La mujer solloza desconsoladamente, la niña abraza a su madre desesperada. El conductor asiente serio con la cabeza y se dispone a continuar su camino pero de pronto parece cambiar de opinión y dirigiéndose a Alberto le dice.
- ¿Y usted que va a hacer?
Alberto esta confundido, la mujer lo mira y prorrumpe en llanto, la niña comienza a gritar “Mami, mami”. Alberto otorga como toda respuesta una encogida de hombros. El hombre insiste.
- ¿No escuchó nada?
Alberto no sabe a que se refiere, el solo habla con Don José y solo diez minutos una vez al mes, ¿escuchar?… arriesga por respuesta un “No”.
La mujer le grita a su marido.
- ¡Vamos te lo ruego, vamos de una vez!
El marido la ignora y mira al hombre en la tranquera con una curiosidad malsana, luego le espeta con furia.
- ¡Idiota!, ¡Imbécil! ¡ Esta confirmado, todo el planeta lo sabe!, ¡Un meteorito gigante va a caer del cielo y colisionar con la tierra esta noche!, ¡El mundo va a desaparecer!, ¡La humanidad va a extinguirse!, ¡Todos vamos a morir… y usted también!.
Aprovechando los segundos de silencio después del exabrupto, la radio del vehiculo vocifera en alta voz noticias sobre depósitos bancarios, derrumbe de la bolsa, patrimonios culturales, asesinatos, suicidios, caos.
La mujer empieza a llorar histérica “Vamos, vamos quizás en la mina podamos…”.
El hombre esta acostumbrado a vivir con la naturaleza, esta le ha enseñado mucho más que la escuela, el ciclo de la vida y su final irreversible no le es ajeno. Medita unos instantes “Que todos vamos a morir… y que yo también… ¡pucha con la novedad!... ¿que creían?”
Alberto los mira con tristeza, no se siente ofendido ni por los insultos ni por los gritos, solo le entristece la mirada de la niña. Alberto no terminó la primaria, sabe que hay cosas que jamás entenderá, que del conocimiento del mundo el efectivamente es un idiota. Mantiene la vista en el hombre hasta que este forcejea con la palanca de cambios y pisa el acelerador. La niña apoya su mano contra el vidrio. Sus ojos grises como el cielo a punto de llover lo miran un último segundo. Sus ojos grises, iguales a los de... Alberto sacude la cabeza espantando las imágenes en su mente.
El auto corre veloz rumbo a la montaña.
El hombre y su perra lo ven alejarse durante varios minutos. Alberto repite.
- ¡La pucha!, ¿Cuándo fue la última vez?

Como todas las tardes, esta transcurre con las manos sobre las manijas del arado secando cada tanto el sudor de su frente. El hombre solo piensa en la tierra, la reja, las piedras, los terrones y el pedazo de tierra que aún falta arar.
Las sombras se estiran velozmente, hablándole a la perra dice.
- ¡Pucha!, me parece que hoy tampoco terminamos.

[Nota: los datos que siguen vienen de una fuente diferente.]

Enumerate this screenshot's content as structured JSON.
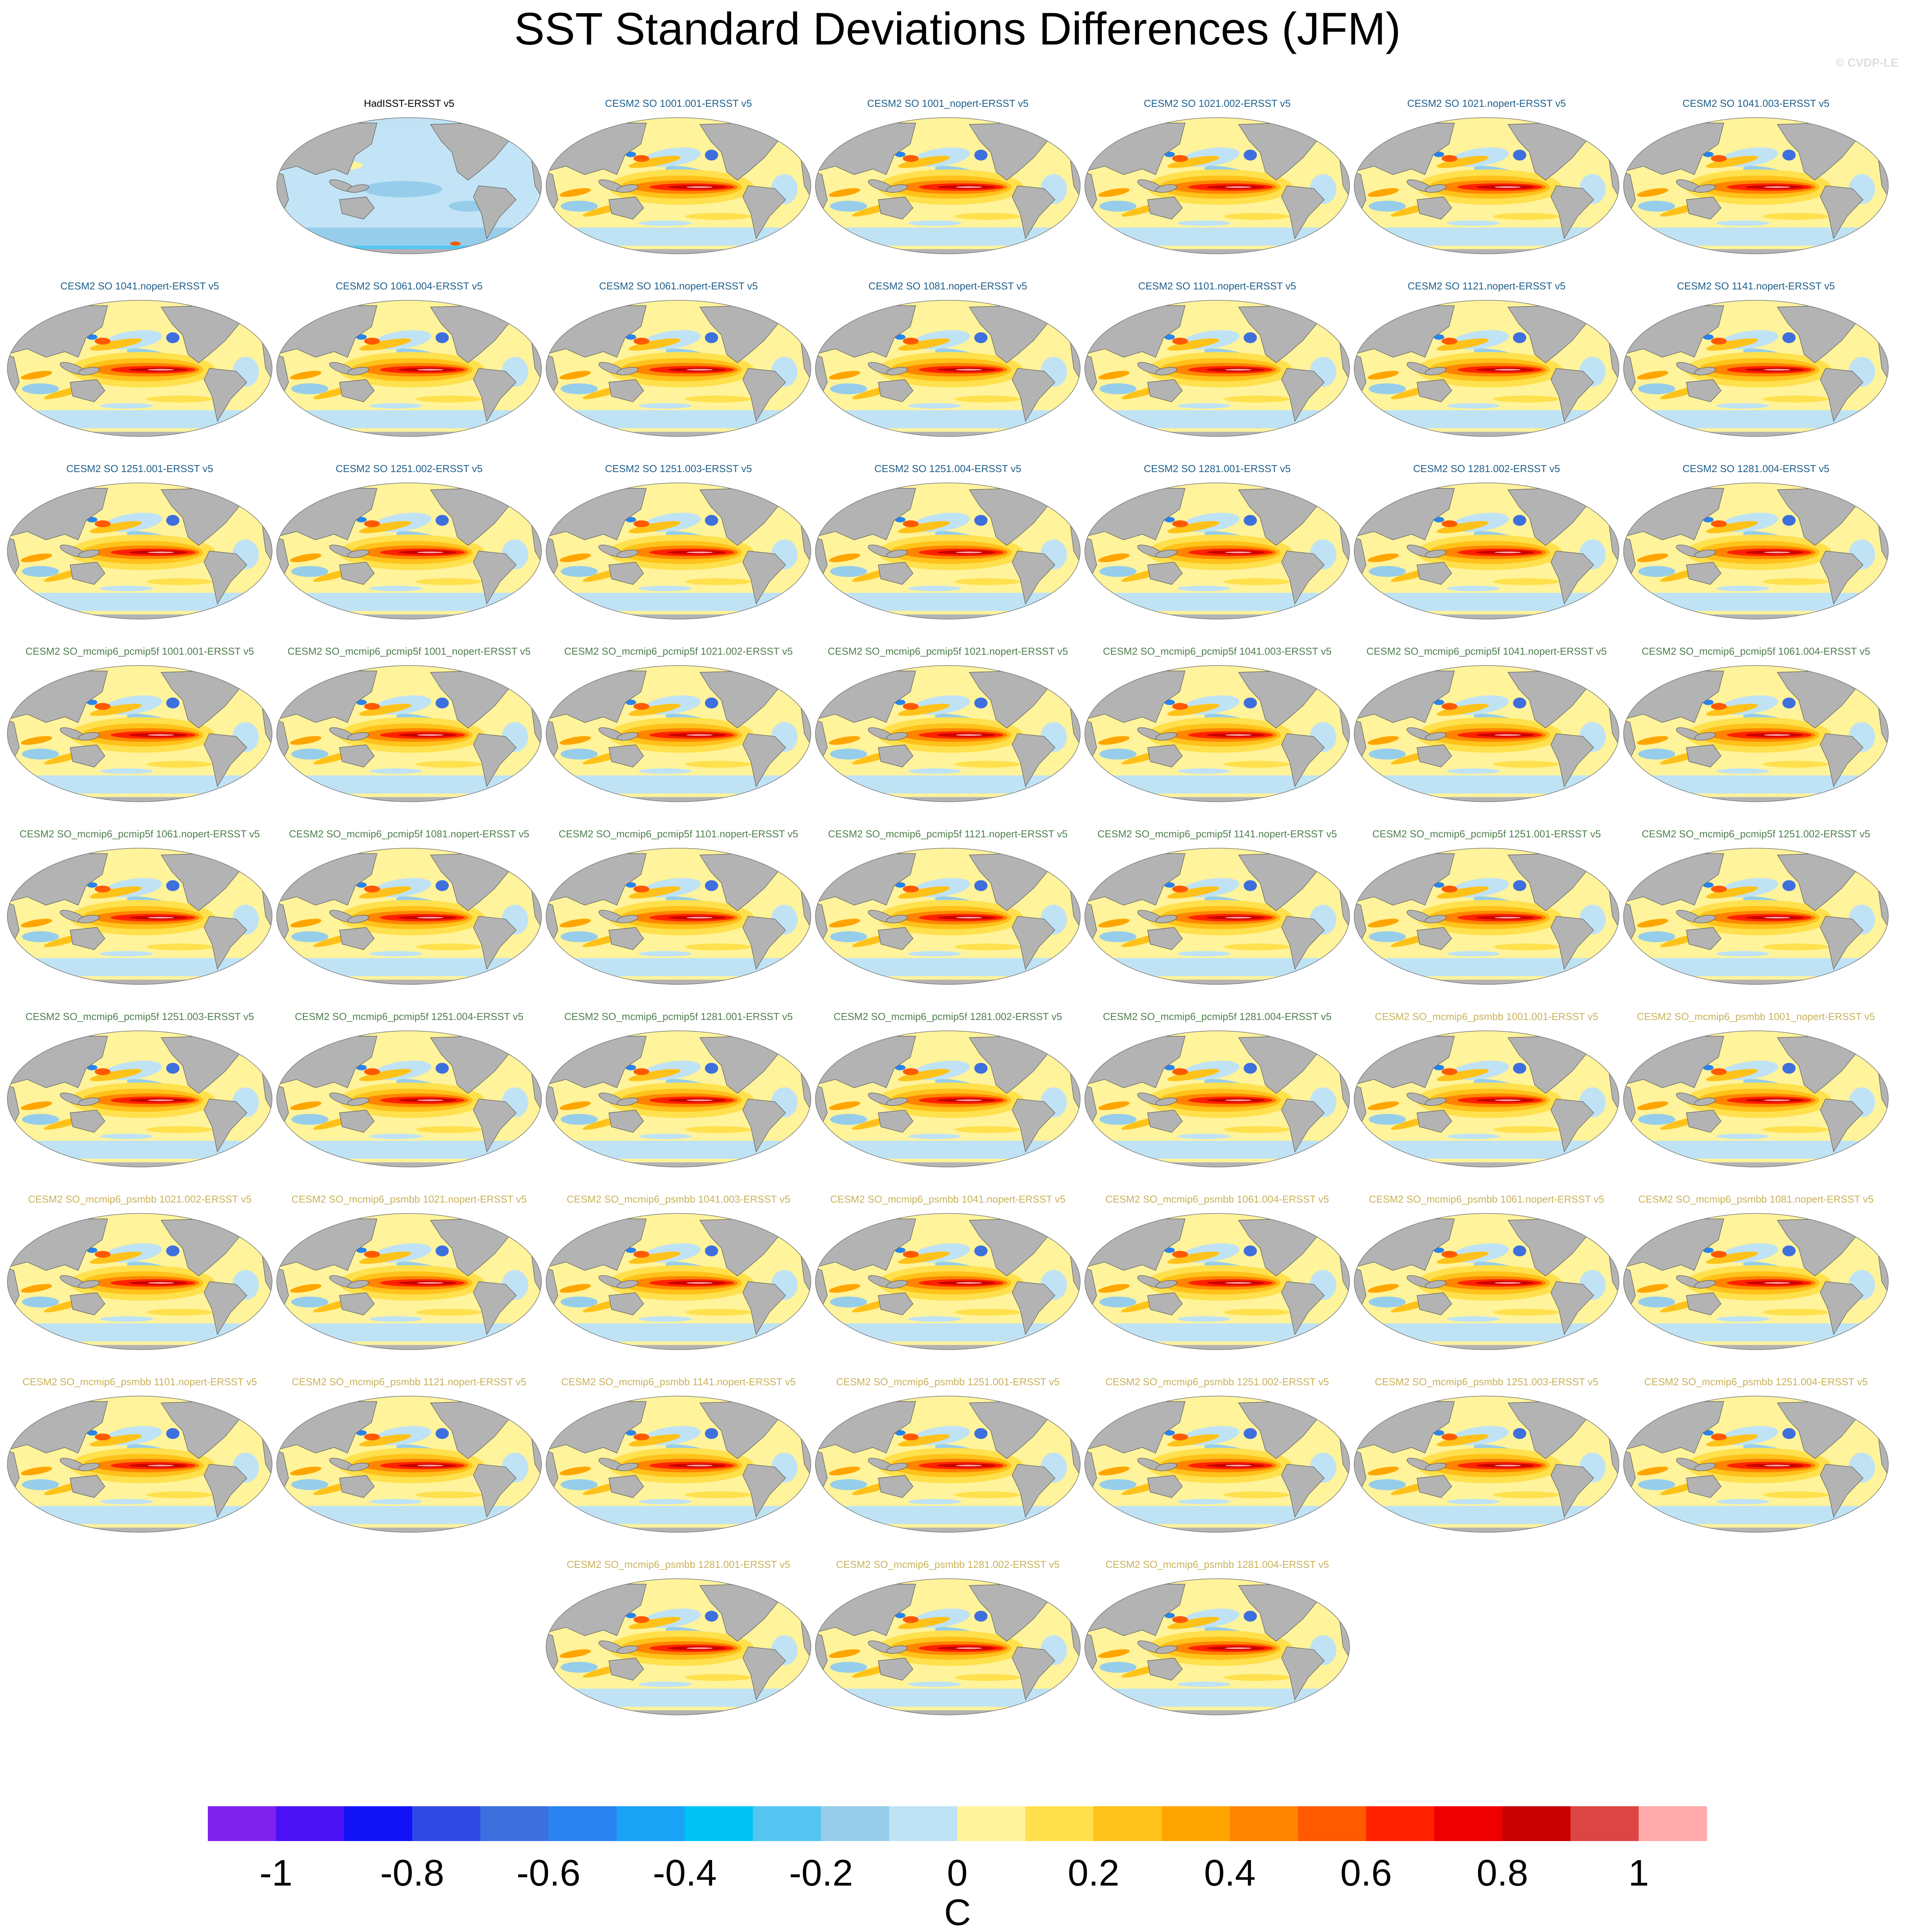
{
  "title": "SST Standard Deviations Differences (JFM)",
  "watermark": "© CVDP-LE",
  "colors": {
    "title_observations": "#000000",
    "title_group_cesm2_so": "#1f5f8b",
    "title_group_pcmip5f": "#4f7f4f",
    "title_group_psmbb": "#c9b25a",
    "land": "#b3b3b3",
    "coastline": "#555555"
  },
  "chart_data": {
    "type": "heatmap",
    "description_variable": "SST standard deviation difference, model minus ERSST v5",
    "season": "JFM",
    "panels": [
      {
        "title": "HadISST-ERSST v5",
        "group": "observations"
      },
      {
        "title": "CESM2 SO 1001.001-ERSST v5",
        "group": "cesm2_so"
      },
      {
        "title": "CESM2 SO 1001_nopert-ERSST v5",
        "group": "cesm2_so"
      },
      {
        "title": "CESM2 SO 1021.002-ERSST v5",
        "group": "cesm2_so"
      },
      {
        "title": "CESM2 SO 1021.nopert-ERSST v5",
        "group": "cesm2_so"
      },
      {
        "title": "CESM2 SO 1041.003-ERSST v5",
        "group": "cesm2_so"
      },
      {
        "title": "CESM2 SO 1041.nopert-ERSST v5",
        "group": "cesm2_so"
      },
      {
        "title": "CESM2 SO 1061.004-ERSST v5",
        "group": "cesm2_so"
      },
      {
        "title": "CESM2 SO 1061.nopert-ERSST v5",
        "group": "cesm2_so"
      },
      {
        "title": "CESM2 SO 1081.nopert-ERSST v5",
        "group": "cesm2_so"
      },
      {
        "title": "CESM2 SO 1101.nopert-ERSST v5",
        "group": "cesm2_so"
      },
      {
        "title": "CESM2 SO 1121.nopert-ERSST v5",
        "group": "cesm2_so"
      },
      {
        "title": "CESM2 SO 1141.nopert-ERSST v5",
        "group": "cesm2_so"
      },
      {
        "title": "CESM2 SO 1251.001-ERSST v5",
        "group": "cesm2_so"
      },
      {
        "title": "CESM2 SO 1251.002-ERSST v5",
        "group": "cesm2_so"
      },
      {
        "title": "CESM2 SO 1251.003-ERSST v5",
        "group": "cesm2_so"
      },
      {
        "title": "CESM2 SO 1251.004-ERSST v5",
        "group": "cesm2_so"
      },
      {
        "title": "CESM2 SO 1281.001-ERSST v5",
        "group": "cesm2_so"
      },
      {
        "title": "CESM2 SO 1281.002-ERSST v5",
        "group": "cesm2_so"
      },
      {
        "title": "CESM2 SO 1281.004-ERSST v5",
        "group": "cesm2_so"
      },
      {
        "title": "CESM2 SO_mcmip6_pcmip5f 1001.001-ERSST v5",
        "group": "pcmip5f"
      },
      {
        "title": "CESM2 SO_mcmip6_pcmip5f 1001_nopert-ERSST v5",
        "group": "pcmip5f"
      },
      {
        "title": "CESM2 SO_mcmip6_pcmip5f 1021.002-ERSST v5",
        "group": "pcmip5f"
      },
      {
        "title": "CESM2 SO_mcmip6_pcmip5f 1021.nopert-ERSST v5",
        "group": "pcmip5f"
      },
      {
        "title": "CESM2 SO_mcmip6_pcmip5f 1041.003-ERSST v5",
        "group": "pcmip5f"
      },
      {
        "title": "CESM2 SO_mcmip6_pcmip5f 1041.nopert-ERSST v5",
        "group": "pcmip5f"
      },
      {
        "title": "CESM2 SO_mcmip6_pcmip5f 1061.004-ERSST v5",
        "group": "pcmip5f"
      },
      {
        "title": "CESM2 SO_mcmip6_pcmip5f 1061.nopert-ERSST v5",
        "group": "pcmip5f"
      },
      {
        "title": "CESM2 SO_mcmip6_pcmip5f 1081.nopert-ERSST v5",
        "group": "pcmip5f"
      },
      {
        "title": "CESM2 SO_mcmip6_pcmip5f 1101.nopert-ERSST v5",
        "group": "pcmip5f"
      },
      {
        "title": "CESM2 SO_mcmip6_pcmip5f 1121.nopert-ERSST v5",
        "group": "pcmip5f"
      },
      {
        "title": "CESM2 SO_mcmip6_pcmip5f 1141.nopert-ERSST v5",
        "group": "pcmip5f"
      },
      {
        "title": "CESM2 SO_mcmip6_pcmip5f 1251.001-ERSST v5",
        "group": "pcmip5f"
      },
      {
        "title": "CESM2 SO_mcmip6_pcmip5f 1251.002-ERSST v5",
        "group": "pcmip5f"
      },
      {
        "title": "CESM2 SO_mcmip6_pcmip5f 1251.003-ERSST v5",
        "group": "pcmip5f"
      },
      {
        "title": "CESM2 SO_mcmip6_pcmip5f 1251.004-ERSST v5",
        "group": "pcmip5f"
      },
      {
        "title": "CESM2 SO_mcmip6_pcmip5f 1281.001-ERSST v5",
        "group": "pcmip5f"
      },
      {
        "title": "CESM2 SO_mcmip6_pcmip5f 1281.002-ERSST v5",
        "group": "pcmip5f"
      },
      {
        "title": "CESM2 SO_mcmip6_pcmip5f 1281.004-ERSST v5",
        "group": "pcmip5f"
      },
      {
        "title": "CESM2 SO_mcmip6_psmbb 1001.001-ERSST v5",
        "group": "psmbb"
      },
      {
        "title": "CESM2 SO_mcmip6_psmbb 1001_nopert-ERSST v5",
        "group": "psmbb"
      },
      {
        "title": "CESM2 SO_mcmip6_psmbb 1021.002-ERSST v5",
        "group": "psmbb"
      },
      {
        "title": "CESM2 SO_mcmip6_psmbb 1021.nopert-ERSST v5",
        "group": "psmbb"
      },
      {
        "title": "CESM2 SO_mcmip6_psmbb 1041.003-ERSST v5",
        "group": "psmbb"
      },
      {
        "title": "CESM2 SO_mcmip6_psmbb 1041.nopert-ERSST v5",
        "group": "psmbb"
      },
      {
        "title": "CESM2 SO_mcmip6_psmbb 1061.004-ERSST v5",
        "group": "psmbb"
      },
      {
        "title": "CESM2 SO_mcmip6_psmbb 1061.nopert-ERSST v5",
        "group": "psmbb"
      },
      {
        "title": "CESM2 SO_mcmip6_psmbb 1081.nopert-ERSST v5",
        "group": "psmbb"
      },
      {
        "title": "CESM2 SO_mcmip6_psmbb 1101.nopert-ERSST v5",
        "group": "psmbb"
      },
      {
        "title": "CESM2 SO_mcmip6_psmbb 1121.nopert-ERSST v5",
        "group": "psmbb"
      },
      {
        "title": "CESM2 SO_mcmip6_psmbb 1141.nopert-ERSST v5",
        "group": "psmbb"
      },
      {
        "title": "CESM2 SO_mcmip6_psmbb 1251.001-ERSST v5",
        "group": "psmbb"
      },
      {
        "title": "CESM2 SO_mcmip6_psmbb 1251.002-ERSST v5",
        "group": "psmbb"
      },
      {
        "title": "CESM2 SO_mcmip6_psmbb 1251.003-ERSST v5",
        "group": "psmbb"
      },
      {
        "title": "CESM2 SO_mcmip6_psmbb 1251.004-ERSST v5",
        "group": "psmbb"
      },
      {
        "title": "CESM2 SO_mcmip6_psmbb 1281.001-ERSST v5",
        "group": "psmbb"
      },
      {
        "title": "CESM2 SO_mcmip6_psmbb 1281.002-ERSST v5",
        "group": "psmbb"
      },
      {
        "title": "CESM2 SO_mcmip6_psmbb 1281.004-ERSST v5",
        "group": "psmbb"
      }
    ],
    "colorbar": {
      "unit_label": "C",
      "range": [
        -1.1,
        1.1
      ],
      "levels": [
        -1,
        -0.9,
        -0.8,
        -0.7,
        -0.6,
        -0.5,
        -0.4,
        -0.3,
        -0.2,
        -0.1,
        0,
        0.1,
        0.2,
        0.3,
        0.4,
        0.5,
        0.6,
        0.7,
        0.8,
        0.9,
        1
      ],
      "colors": [
        "#7f22ee",
        "#4a11f5",
        "#1212f7",
        "#2f4ae4",
        "#3d6fdf",
        "#2a84f0",
        "#1aa2f5",
        "#00c3f5",
        "#55c6f2",
        "#96cdeb",
        "#bfe3f5",
        "#fff39b",
        "#ffe04d",
        "#ffc21a",
        "#ffa500",
        "#ff8500",
        "#ff5a00",
        "#ff2200",
        "#ee0000",
        "#c80000",
        "#dd4444",
        "#ffaaaa"
      ],
      "tick_values": [
        -1,
        -0.8,
        -0.6,
        -0.4,
        -0.2,
        0,
        0.2,
        0.4,
        0.6,
        0.8,
        1
      ],
      "tick_labels": [
        "-1",
        "-0.8",
        "-0.6",
        "-0.4",
        "-0.2",
        "0",
        "0.2",
        "0.4",
        "0.6",
        "0.8",
        "1"
      ]
    }
  }
}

El agua caliente hierve en la olla. El olor de las verduras frescas inunda la cocina.
El hombre y su perra comen en el silencio de la noche, como todas las noches.
El cigarrillo arde en la oscuridad del porche, la perra a su lado busca olores en el aire.
- ¿Que será un meteorito?, ¿traerá lluvia? Estaban “julepeados” ¿no India?, y la gurisa… ¿viste a la gurisa?... – una lagrima resbala por su mejilla.
El cigarrillo se apaga, la rutina se repite, como todas las noches. Solo la caricia al portarretratos parece demorase esta noche un poco más.
El cansancio lo vence, los ojos se le entrecierran.
- Mañana por la mañana seguro termino de arar el lote.
Los ojos del hombre terminan de cerrarse, el sueño lo abraza, los ojos de la niña y el cielo lluvioso se confunden en un mismo tono gris, de pronto una pregunta emerge de su alma.
- ¿Y cuando termine el lote que haré?
La respuesta le llega, ajena, desde lo profundo de sus propios sueños, o quizás desde el fondo de la tierra. Alberto parece reconocer la voz.
- Descansarás – dice la voz.
El hombre duda un poco pero luego asiente satisfecho y con un suspiro se duerme. Como todas las noches.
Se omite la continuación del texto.